“What you said before?” I ask.
She kisses me again, quicker this time, already twirling away from me, toward the door. I blink, and I see the threads of time weaving in and out, and I can feel the tether pulling me back to my own timeline, away from here, now, her.
She doesn’t look back as she leaves me behind, alone, as time swallows me up and deposits me where I started.
CHAPTER 30
Phoebe
I try not to look too hard at myself in the mirror. I never really figured out makeup, and I feel most at home in T-shirts and jeans, but I like to look nice. Put together, my grandmother would call it, although she wouldn’t say it about me now. Put together to Grandma was a button-down blouse and a skirt, not a navy blue T-shirt with an elephant on the front and jeans that are ragged at the bottom because my short legs have walked the hem off.
There was always something wrong with me, at least in Grandma’s eyes. It’s not like she hated me. But I would sit with my legs too sprawled, or I talked too much, or my hair was too short. Always something little, some point of contention that proved I wasn’t good enough.
Bo, on the other hand, was her golden child. “He needs more love,” she’d say, as if an extra hug and piles of compliments would make him better. Maybe they did. He was always happy around her.
I turn away from the mirror and open my jewelry box. It’s ancient, something I’ve had forever, made of heavy, paper-covered cardboard in shades of pink and purple. And even though it’s worthless, this box contains all my greatest treasures. When I open it, a little plastic ballerina spins halfheartedly. It’s supposed to play music too, but it’s long since lost its song.

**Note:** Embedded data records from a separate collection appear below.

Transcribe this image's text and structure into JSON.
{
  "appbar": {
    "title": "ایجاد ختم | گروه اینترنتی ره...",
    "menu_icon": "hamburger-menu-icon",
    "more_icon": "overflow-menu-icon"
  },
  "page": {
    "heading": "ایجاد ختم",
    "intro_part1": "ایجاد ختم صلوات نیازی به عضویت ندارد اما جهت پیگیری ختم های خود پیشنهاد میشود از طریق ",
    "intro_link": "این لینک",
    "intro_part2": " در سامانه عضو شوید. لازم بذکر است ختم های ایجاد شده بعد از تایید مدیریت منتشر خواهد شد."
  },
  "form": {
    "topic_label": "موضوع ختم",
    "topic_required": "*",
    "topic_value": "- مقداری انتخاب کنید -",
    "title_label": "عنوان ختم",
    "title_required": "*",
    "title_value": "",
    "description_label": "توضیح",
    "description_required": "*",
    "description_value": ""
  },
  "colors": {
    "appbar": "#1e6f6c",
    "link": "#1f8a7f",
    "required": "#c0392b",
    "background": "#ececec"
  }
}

At the bottom of the box, underneath the little silver ring my first boyfriend gave me and the monogrammed necklace I got for my sweet sixteen, is a blue velvet box. The hinges creak when I open it. I remove the folded-up paper that’s on the top without reading it. I know what it says. Given to me by Joseph on our wedding day. Grandma started doing that a year or two before she died, writing down the reason why the things she still had were significant. When she passed away, Mom and I went through her house, and we kept finding little notes like this. Some of them referenced people we didn’t know—Bought this when I went with Lauren to Connecticut—and some of them told us of a past we hadn’t known she’d lived—Mother gave me this when I broke my wrist, 1962. I loved discovering the hidden secrets behind the objects I had thought were junk. A paper fan was a souvenir from her brother when he went to Hawaii; a cheap plastic beaded necklace was the first thing I had ever given her, curled up beside her gold and diamonds. Mom, however, quickly grew tired of the little notes and eventually started throwing away things without reading them.
“They make you hang on to a past that isn’t yours,” she said, pointing to the pile of Grandma’s things that I’d squirreled away.
Grandma had given me the little blue box before she died, even though she’d already labeled it for after her death. I was in middle school, staying overnight at her house, and I was furious. My parents were taking Bo to a special concert in the city as a reward for passing all his classes at the end of eighth grade. Not acing—passing. Here I was with near-perfect scores, and I didn’t get a concert.
“Your brother worked harder than you,” Grandma told me as we watched old episodes of Law & Order on her crappy TV.
“I still did better than him,” I said sullenly.
“It’s not about that,” Grandma said, shaking her head. “I’m going to give you something.” She left the living room, and I could hear her rooting around in her dresser all the way through the commercial break before she came back, the blue velvet box in her hand. She placed it in my palm, then sat down on the couch beside me, watching as I lifted the lid.
The diamond earrings inside sparkled.
“I want you to have these,” Grandma said.
“For my report card?” I lifted the box closer to my face, imagining the diamonds glittering in my ears.
“No,” Grandma said. I looked up at her. “I want you to have these because everyone should have something that makes them feel special.”
The memory makes me smile, and on a whim, I pluck the earrings from the satiny card that holds them and put them on. They’re large, and they sparkle like ice crystals when I turn my head. I sweep my hair up into a ponytail to make sure their glitter isn’t hidden.
Sometimes, growing up with Bo, I feel like I’m invisible. How can my family notice me when they have to spend all their time watching him? These earrings remind me that I’m more than a shadow.
When I get downstairs, Mom already has a bowl and a box of cereal waiting for me.
“What’re you wearing?” she asks.
I look down at the white elephant printed on my shirt, not understanding her meaning.